Although some women have been hurt and damaged through the extremism of the women's liberation movement, I can certainly see how it got started. We men can do a much better job of loving our wives as Christ loved the church. I know I can, and I pray that I will. I believe that through prayer God will give us men the tools we need so we can regard our wives with great respect and affection and become the instruments of support that they need.

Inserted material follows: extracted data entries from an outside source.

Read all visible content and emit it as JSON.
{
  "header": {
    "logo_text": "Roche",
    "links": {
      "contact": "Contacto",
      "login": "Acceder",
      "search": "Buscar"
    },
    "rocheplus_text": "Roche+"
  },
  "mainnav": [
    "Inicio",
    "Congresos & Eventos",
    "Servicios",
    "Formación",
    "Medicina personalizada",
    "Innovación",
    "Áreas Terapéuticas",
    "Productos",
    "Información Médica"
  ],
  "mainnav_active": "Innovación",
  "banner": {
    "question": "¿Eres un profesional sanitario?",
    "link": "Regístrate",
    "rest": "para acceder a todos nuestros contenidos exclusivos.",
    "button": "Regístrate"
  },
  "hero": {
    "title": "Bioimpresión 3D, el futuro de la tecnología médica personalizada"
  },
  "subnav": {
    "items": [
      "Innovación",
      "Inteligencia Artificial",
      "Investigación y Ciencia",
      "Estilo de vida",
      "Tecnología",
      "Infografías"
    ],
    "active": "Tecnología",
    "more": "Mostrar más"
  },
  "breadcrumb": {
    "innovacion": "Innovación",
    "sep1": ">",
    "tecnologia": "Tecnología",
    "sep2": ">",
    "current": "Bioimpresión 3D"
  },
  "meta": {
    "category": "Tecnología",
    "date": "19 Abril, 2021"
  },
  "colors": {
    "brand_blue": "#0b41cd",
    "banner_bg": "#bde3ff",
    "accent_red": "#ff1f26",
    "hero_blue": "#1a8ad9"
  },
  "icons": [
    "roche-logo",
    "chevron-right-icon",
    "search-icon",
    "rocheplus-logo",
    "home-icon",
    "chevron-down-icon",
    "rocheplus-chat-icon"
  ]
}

Christ died for the church. We need to ask God to help us rise to the standard He has for us so that we will consider our wives before ourselves. That way our marriages can be a very different story.


Prayer Power

Lord, create in me a clean heart and renew a right spirit within me (Psalm 51:10). Show me where my attitude and thoughts are not what You would have them to be, especially toward my wife. Convict me when I am being unforgiving. Help me to let go of any anger, so that confusion will not have a place in my mind. If there is behavior in me that needs to change, enable me to make changes that last.

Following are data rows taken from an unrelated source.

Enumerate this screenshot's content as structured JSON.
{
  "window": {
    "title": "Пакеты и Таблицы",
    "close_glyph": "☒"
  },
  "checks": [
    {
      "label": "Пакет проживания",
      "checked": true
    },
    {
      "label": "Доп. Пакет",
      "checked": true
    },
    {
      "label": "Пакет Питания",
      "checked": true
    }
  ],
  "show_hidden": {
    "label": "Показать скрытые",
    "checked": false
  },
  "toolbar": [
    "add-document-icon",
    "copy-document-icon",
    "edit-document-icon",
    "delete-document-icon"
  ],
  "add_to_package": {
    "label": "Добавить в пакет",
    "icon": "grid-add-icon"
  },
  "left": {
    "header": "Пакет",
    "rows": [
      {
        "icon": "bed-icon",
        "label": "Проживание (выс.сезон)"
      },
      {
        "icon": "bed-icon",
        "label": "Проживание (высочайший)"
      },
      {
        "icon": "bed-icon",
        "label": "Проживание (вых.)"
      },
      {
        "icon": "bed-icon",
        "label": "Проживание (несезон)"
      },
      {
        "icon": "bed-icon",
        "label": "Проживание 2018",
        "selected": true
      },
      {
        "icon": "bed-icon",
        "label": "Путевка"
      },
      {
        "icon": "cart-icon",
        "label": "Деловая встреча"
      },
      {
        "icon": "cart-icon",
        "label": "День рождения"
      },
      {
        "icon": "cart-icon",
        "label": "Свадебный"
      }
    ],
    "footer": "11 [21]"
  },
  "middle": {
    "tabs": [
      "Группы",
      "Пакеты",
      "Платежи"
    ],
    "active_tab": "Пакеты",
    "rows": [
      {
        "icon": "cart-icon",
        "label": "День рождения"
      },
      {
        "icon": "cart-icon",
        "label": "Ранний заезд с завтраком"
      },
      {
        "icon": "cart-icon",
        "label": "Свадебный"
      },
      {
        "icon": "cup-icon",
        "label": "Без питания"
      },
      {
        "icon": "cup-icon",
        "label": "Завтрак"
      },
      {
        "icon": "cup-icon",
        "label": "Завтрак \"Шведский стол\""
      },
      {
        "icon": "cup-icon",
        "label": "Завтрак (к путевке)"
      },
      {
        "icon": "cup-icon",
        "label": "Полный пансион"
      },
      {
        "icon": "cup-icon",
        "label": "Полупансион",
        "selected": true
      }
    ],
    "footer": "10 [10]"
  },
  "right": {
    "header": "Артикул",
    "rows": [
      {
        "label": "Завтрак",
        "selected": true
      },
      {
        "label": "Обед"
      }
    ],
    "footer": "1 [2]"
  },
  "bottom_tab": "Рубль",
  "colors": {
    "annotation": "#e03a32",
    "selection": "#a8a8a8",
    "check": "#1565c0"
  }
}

Whatever You reveal to me, I will confess to You as sin. Make me a man after Your own heart. Enable me to be the head of my home and family that You created me to be.

Lord, show me how to really cover (wife's name) in prayer. Enable me to dwell with her with understanding and give honor to her so that my prayers will not be hindered (1 Peter 3:7). Renew our love for one another. Heal any wounds that have caused a rift between us. Give me patience, understanding, and compassion. Help me to be loving, tenderhearted, and courteous to her just as You ask me in Your Word (1 Peter 3:8). Enable me to love her the way that You do.

Lord, I pray that You would bring (wife's name) and me to a new place of unity with one another. Make us be of the same mind. Show me what I need to do in order to make that come about. Give me words that heal, not wound. Fill my heart with Your love so that what overflows through my speech will be words that build up, not tear down. Convict my heart when I don't live Your way. Help me to be the man and husband that You want me to be.


Power Tools

A man shall leave his father and mother and be joined to his wife, and the two shall become one flesh ... let each one of you in particular so love his own wife as himself, and let the wife see that she respects her husband.
EPHESIANS 5:31,33

One who turns away his ear from hearing the law, even his prayer is an abomination.
PROVERBS 28:9

Husbands, love your wives, just as Christ also loved the church and gave Himself for her.
EPHESIANS 5:25

Confess your trespasses to one another, and pray for one another, that you may be healed. The effective, fervent prayer of a righteous man avails much.
JAMES 5:16

Husbands ought to love their own wives as their own bodies; he who loves his wife loves himself. For no one ever hated his own flesh, but nourishes and cherishes it, just as the Lord does the church.